Cinque anni con Catullo e Medea

Ho frequentato il Liceo Classico “G. Carducci”. Eh sì, questi cinque anni sono decisamente volati: sei un piccolo rampollo nel pieno della tua adolescenza, con mille dubbi sul tuo futuro, passi in rassegna le squadre, le penne e i pennarelli mentre ti appresti ad affrontare la gravosa decisione su quale istituto superiore scegliere, chiudi gli occhi e li riapri con la barba, senza più brufoli, riguardi i pesanti vocabolari e ti fermi un attimo a riflettere. Ebbene, nel mio caso, aver scelto il liceo classico penso sia stata una scelta più che azzeccata.
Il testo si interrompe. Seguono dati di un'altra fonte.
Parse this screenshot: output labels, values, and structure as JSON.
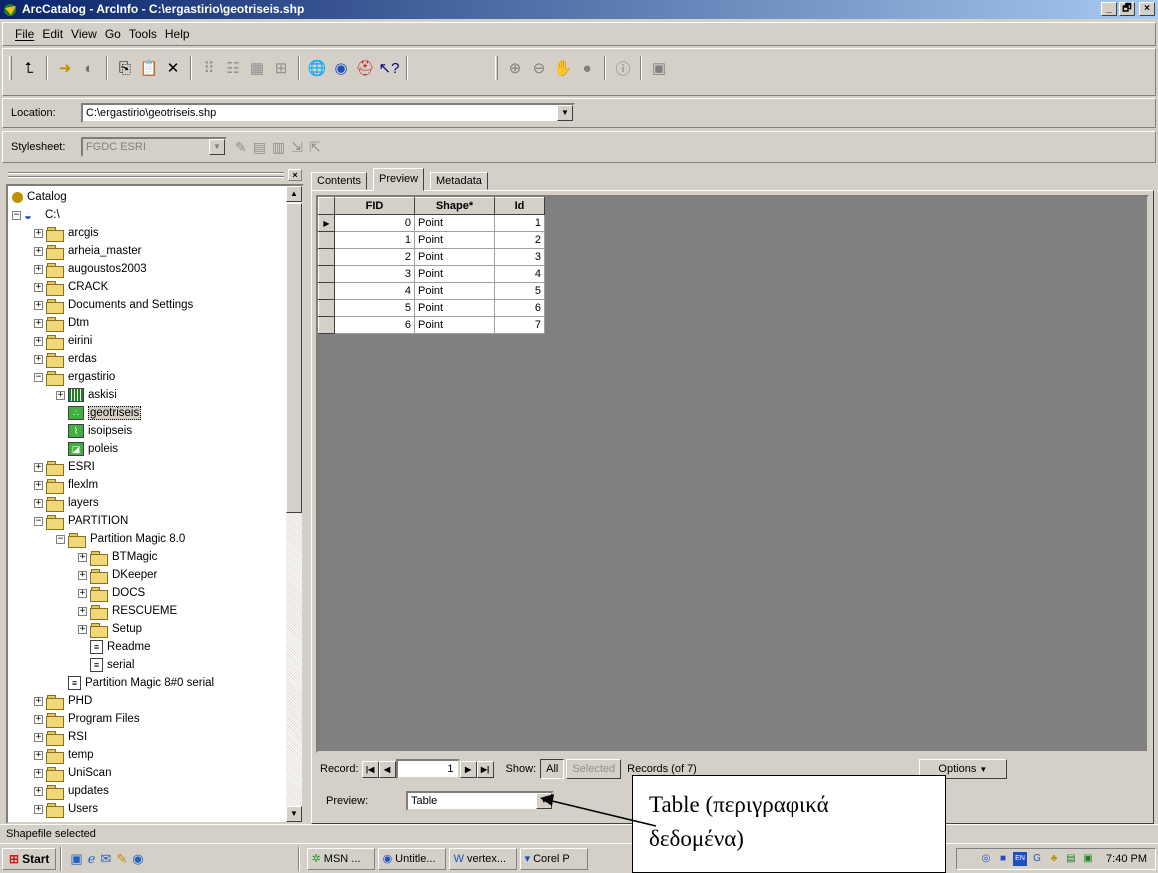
{
  "window": {
    "title": "ArcCatalog - ArcInfo - C:\\ergastirio\\geotriseis.shp",
    "min": "_",
    "max": "🗗",
    "close": "×"
  },
  "menu": [
    "File",
    "Edit",
    "View",
    "Go",
    "Tools",
    "Help"
  ],
  "location": {
    "label": "Location:",
    "value": "C:\\ergastirio\\geotriseis.shp"
  },
  "stylesheet": {
    "label": "Stylesheet:",
    "value": "FGDC ESRI"
  },
  "tree": {
    "nodes": [
      {
        "label": "Catalog",
        "level": 0,
        "pm": "",
        "icon": "catalog"
      },
      {
        "label": "C:\\",
        "level": 0,
        "pm": "−",
        "icon": "drive"
      },
      {
        "label": "arcgis",
        "level": 1,
        "pm": "+",
        "icon": "folder"
      },
      {
        "label": "arheia_master",
        "level": 1,
        "pm": "+",
        "icon": "folder"
      },
      {
        "label": "augoustos2003",
        "level": 1,
        "pm": "+",
        "icon": "folder"
      },
      {
        "label": "CRACK",
        "level": 1,
        "pm": "+",
        "icon": "folder"
      },
      {
        "label": "Documents and Settings",
        "level": 1,
        "pm": "+",
        "icon": "folder"
      },
      {
        "label": "Dtm",
        "level": 1,
        "pm": "+",
        "icon": "folder"
      },
      {
        "label": "eirini",
        "level": 1,
        "pm": "+",
        "icon": "folder"
      },
      {
        "label": "erdas",
        "level": 1,
        "pm": "+",
        "icon": "folder"
      },
      {
        "label": "ergastirio",
        "level": 1,
        "pm": "−",
        "icon": "folder"
      },
      {
        "label": "askisi",
        "level": 2,
        "pm": "+",
        "icon": "grid"
      },
      {
        "label": "geotriseis",
        "level": 2,
        "pm": "",
        "icon": "point",
        "selected": true
      },
      {
        "label": "isoipseis",
        "level": 2,
        "pm": "",
        "icon": "line"
      },
      {
        "label": "poleis",
        "level": 2,
        "pm": "",
        "icon": "poly"
      },
      {
        "label": "ESRI",
        "level": 1,
        "pm": "+",
        "icon": "folder"
      },
      {
        "label": "flexlm",
        "level": 1,
        "pm": "+",
        "icon": "folder"
      },
      {
        "label": "layers",
        "level": 1,
        "pm": "+",
        "icon": "folder"
      },
      {
        "label": "PARTITION",
        "level": 1,
        "pm": "−",
        "icon": "folder"
      },
      {
        "label": "Partition Magic 8.0",
        "level": 2,
        "pm": "−",
        "icon": "folder"
      },
      {
        "label": "BTMagic",
        "level": 3,
        "pm": "+",
        "icon": "folder"
      },
      {
        "label": "DKeeper",
        "level": 3,
        "pm": "+",
        "icon": "folder"
      },
      {
        "label": "DOCS",
        "level": 3,
        "pm": "+",
        "icon": "folder"
      },
      {
        "label": "RESCUEME",
        "level": 3,
        "pm": "+",
        "icon": "folder"
      },
      {
        "label": "Setup",
        "level": 3,
        "pm": "+",
        "icon": "folder"
      },
      {
        "label": "Readme",
        "level": 3,
        "pm": "",
        "icon": "file"
      },
      {
        "label": "serial",
        "level": 3,
        "pm": "",
        "icon": "file"
      },
      {
        "label": "Partition Magic 8#0 serial",
        "level": 2,
        "pm": "",
        "icon": "file"
      },
      {
        "label": "PHD",
        "level": 1,
        "pm": "+",
        "icon": "folder"
      },
      {
        "label": "Program Files",
        "level": 1,
        "pm": "+",
        "icon": "folder"
      },
      {
        "label": "RSI",
        "level": 1,
        "pm": "+",
        "icon": "folder"
      },
      {
        "label": "temp",
        "level": 1,
        "pm": "+",
        "icon": "folder"
      },
      {
        "label": "UniScan",
        "level": 1,
        "pm": "+",
        "icon": "folder"
      },
      {
        "label": "updates",
        "level": 1,
        "pm": "+",
        "icon": "folder"
      },
      {
        "label": "Users",
        "level": 1,
        "pm": "+",
        "icon": "folder"
      }
    ]
  },
  "tabs": [
    "Contents",
    "Preview",
    "Metadata"
  ],
  "table": {
    "columns": [
      "FID",
      "Shape*",
      "Id"
    ],
    "rows": [
      [
        "0",
        "Point",
        "1"
      ],
      [
        "1",
        "Point",
        "2"
      ],
      [
        "2",
        "Point",
        "3"
      ],
      [
        "3",
        "Point",
        "4"
      ],
      [
        "4",
        "Point",
        "5"
      ],
      [
        "5",
        "Point",
        "6"
      ],
      [
        "6",
        "Point",
        "7"
      ]
    ]
  },
  "recordbar": {
    "label": "Record:",
    "value": "1",
    "show": "Show:",
    "all": "All",
    "selected": "Selected",
    "records": "Records (of 7)",
    "options": "Options"
  },
  "preview": {
    "label": "Preview:",
    "value": "Table"
  },
  "status": "Shapefile selected",
  "taskbar": {
    "start": "Start",
    "buttons": [
      "MSN ...",
      "Untitle...",
      "vertex...",
      "Corel P"
    ],
    "clock": "7:40 PM"
  },
  "callout": {
    "line1": "Table (περιγραφικά",
    "line2": "δεδομένα)"
  }
}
Sono entrato in punta di piedi, e non nascondo che ce n’è voluto di tempo per integrarmi: eravamo veramente una classe molto eterogenea, con 21 vissuti, 21 teste, 21 cuori molto diversi, ma posso dire che il tempo è servito a farci maturare e a farci conoscere meglio come compagni e come persone. Gli insegnanti ci hanno accolto a braccia aperte fin da subito, e alcuni di loro ci hanno accompagnato per tutti e 5 gli anni, vedendoci crescere, tra appunti presi e sonno in classe, tra domande sulla lezione e domande di vita, tra lacrime e risate.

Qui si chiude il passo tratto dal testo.